While the Supreme Court recently ruled that passport seizure orders can only be sought by law enforcement agencies, Prosecutor General (PG) Hussain Shameem has said that this should not affect the travel ban order against former Tourism Minister Ali Waheed.
Shameem made the statement after being summoned to Monday’s meeting of the parliament’s judiciary committee, who is reviewing Ali Waheed’s departure submitted to People’s Majlis by four female lawmakers; the disgraced former minister was allowed to travel out of the country despite an ongoing sexual assault trial.
The PG revealed details of the case during the meeting, including that the Office had followed all laws and regulation in seeking Ali Waheed’s passport seizure.
Noting that it was the PG Office that has been seeking such orders prior to the recent Supreme Court ruling, Shameem noted possible obstacles to police seeking them given that it is the PG Office that handles cases after submission to court. He added that discussions are underway to solve this matter, with the Attorney General’s Office.
Further, the PG assured that Supreme Court’s ruling does not affect Ali Waheed’s travel ban order, adding that they had followed all laws and procedures in the matter, even seeking the order at court through the Maldives Police Service.
While the former minister is to have traveled out of the country the same day his passport was released, PG Shameem noted confusion over the release date. Noting that the hearing to release the passport was held on February 9, that according to the documents provided by the Criminal Court to the PG Office on February 11, Ali Waheed’s passport was released on February 10. Hence, while Waheed is believed to have left the country on February 9, Shameem said that they are seeking his exact departure date from the Maldives Immigration.

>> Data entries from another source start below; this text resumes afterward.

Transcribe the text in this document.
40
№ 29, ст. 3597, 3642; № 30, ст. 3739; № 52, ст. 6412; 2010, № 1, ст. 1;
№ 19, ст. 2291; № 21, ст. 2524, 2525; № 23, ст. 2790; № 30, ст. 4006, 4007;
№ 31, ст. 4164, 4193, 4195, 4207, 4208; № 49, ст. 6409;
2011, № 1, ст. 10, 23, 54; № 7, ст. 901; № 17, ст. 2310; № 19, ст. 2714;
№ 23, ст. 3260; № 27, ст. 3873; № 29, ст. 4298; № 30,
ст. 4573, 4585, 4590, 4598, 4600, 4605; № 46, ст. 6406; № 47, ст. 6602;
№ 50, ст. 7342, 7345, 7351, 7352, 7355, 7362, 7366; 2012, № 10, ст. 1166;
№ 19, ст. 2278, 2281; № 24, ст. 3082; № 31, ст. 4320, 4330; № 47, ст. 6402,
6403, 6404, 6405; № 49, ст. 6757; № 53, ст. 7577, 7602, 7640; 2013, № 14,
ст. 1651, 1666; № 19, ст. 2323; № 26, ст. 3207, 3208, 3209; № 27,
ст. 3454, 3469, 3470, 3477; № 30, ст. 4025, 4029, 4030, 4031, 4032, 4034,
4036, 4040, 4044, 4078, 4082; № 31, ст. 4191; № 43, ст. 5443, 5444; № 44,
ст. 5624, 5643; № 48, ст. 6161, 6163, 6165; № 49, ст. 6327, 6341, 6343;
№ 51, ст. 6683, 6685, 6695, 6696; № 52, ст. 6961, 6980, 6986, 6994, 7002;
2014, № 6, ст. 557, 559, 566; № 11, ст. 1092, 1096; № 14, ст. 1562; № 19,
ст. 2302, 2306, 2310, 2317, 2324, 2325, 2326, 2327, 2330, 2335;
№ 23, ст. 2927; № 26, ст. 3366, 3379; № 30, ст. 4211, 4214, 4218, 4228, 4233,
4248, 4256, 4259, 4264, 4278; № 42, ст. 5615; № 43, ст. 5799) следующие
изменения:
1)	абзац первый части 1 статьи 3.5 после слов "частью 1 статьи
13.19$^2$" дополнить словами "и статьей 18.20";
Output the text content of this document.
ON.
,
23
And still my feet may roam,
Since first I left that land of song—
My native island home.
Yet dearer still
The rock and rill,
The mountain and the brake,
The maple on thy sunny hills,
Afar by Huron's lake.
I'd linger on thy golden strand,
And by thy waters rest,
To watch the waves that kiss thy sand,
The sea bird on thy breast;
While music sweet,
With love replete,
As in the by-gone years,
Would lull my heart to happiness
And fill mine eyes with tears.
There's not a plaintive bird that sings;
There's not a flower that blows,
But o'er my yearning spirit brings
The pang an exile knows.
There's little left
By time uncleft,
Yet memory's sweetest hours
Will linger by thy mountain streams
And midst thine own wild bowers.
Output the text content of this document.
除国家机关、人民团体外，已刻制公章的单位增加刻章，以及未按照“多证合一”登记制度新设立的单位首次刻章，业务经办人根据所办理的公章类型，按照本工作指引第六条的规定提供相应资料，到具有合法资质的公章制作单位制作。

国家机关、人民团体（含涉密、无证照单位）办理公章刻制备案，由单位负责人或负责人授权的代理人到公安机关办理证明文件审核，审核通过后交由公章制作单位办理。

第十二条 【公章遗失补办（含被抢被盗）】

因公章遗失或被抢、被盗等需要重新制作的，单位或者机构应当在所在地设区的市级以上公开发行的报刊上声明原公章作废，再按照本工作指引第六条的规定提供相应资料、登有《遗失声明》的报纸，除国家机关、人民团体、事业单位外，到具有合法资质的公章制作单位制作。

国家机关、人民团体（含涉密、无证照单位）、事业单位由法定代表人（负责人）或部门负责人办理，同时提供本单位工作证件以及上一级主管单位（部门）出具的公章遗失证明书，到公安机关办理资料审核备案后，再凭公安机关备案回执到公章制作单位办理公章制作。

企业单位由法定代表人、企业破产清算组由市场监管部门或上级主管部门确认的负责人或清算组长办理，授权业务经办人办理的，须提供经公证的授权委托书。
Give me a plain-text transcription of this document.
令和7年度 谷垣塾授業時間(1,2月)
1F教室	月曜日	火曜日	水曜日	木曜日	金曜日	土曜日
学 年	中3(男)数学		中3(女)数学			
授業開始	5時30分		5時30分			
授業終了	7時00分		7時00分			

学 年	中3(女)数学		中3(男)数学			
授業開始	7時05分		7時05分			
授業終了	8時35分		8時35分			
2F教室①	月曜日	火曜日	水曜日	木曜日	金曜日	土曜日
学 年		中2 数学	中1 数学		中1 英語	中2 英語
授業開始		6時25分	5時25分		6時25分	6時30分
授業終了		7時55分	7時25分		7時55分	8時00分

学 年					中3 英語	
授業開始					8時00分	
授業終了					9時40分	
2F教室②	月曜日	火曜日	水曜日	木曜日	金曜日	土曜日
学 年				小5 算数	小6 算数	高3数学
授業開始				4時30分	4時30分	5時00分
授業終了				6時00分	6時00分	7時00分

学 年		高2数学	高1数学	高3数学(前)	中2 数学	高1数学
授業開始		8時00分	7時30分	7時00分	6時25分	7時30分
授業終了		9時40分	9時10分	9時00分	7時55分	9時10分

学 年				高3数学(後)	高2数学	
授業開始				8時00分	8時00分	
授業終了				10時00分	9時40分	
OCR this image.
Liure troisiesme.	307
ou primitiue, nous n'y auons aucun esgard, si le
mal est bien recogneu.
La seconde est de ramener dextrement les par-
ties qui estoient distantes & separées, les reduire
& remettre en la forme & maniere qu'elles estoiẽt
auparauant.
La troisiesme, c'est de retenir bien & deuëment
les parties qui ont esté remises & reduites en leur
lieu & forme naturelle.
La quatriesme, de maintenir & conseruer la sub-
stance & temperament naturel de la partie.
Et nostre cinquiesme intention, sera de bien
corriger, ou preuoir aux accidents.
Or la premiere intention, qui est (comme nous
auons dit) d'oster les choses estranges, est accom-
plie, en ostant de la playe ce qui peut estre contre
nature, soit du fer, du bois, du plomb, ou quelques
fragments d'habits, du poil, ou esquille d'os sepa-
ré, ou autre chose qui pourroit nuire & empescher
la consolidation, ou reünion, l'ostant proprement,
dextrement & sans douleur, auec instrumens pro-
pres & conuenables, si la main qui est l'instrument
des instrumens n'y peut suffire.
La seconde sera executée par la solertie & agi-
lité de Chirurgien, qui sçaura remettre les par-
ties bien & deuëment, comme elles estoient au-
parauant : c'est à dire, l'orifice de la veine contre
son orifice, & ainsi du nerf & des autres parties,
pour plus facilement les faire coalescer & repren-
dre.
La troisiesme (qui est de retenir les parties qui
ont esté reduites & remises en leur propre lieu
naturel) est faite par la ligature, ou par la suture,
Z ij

The PG Office has also expressed concerns as the former minister has had a history of evading prosecution by fleeing to a foreign country, and as he has previously attempted to destroy evidence against cases filed against him while abroad. The PG Office noted that he can thus be considered a serious flight-risk given the opportunity, especially in light of the sensitive nature of the allegations raised against him.
State Minister for Youth and Sports Assad Ali (Adubarey) was named a guarantor responsible should Ali Waheed fail to return within the four months approved, and the PG assures that action will be taken against the guarantor if the situation arises.
The PG Office raised seven charges pertaining to sexual violence and misconduct including attempted rape against Ali Waheed in November 2020, who was removed from office in July shortly after the allegations made against him by ministry employees were brought to the president’s attention.
The Office previously said that Waheed’s travel ban order was lifted unlawfully and has since submitted a complaint against the presiding judge in the case, Hassan Saeed, at the Judicial Service Commission (JSC).
The former minister maintains that he is innocent, and that the charges against him are “politically motivated”.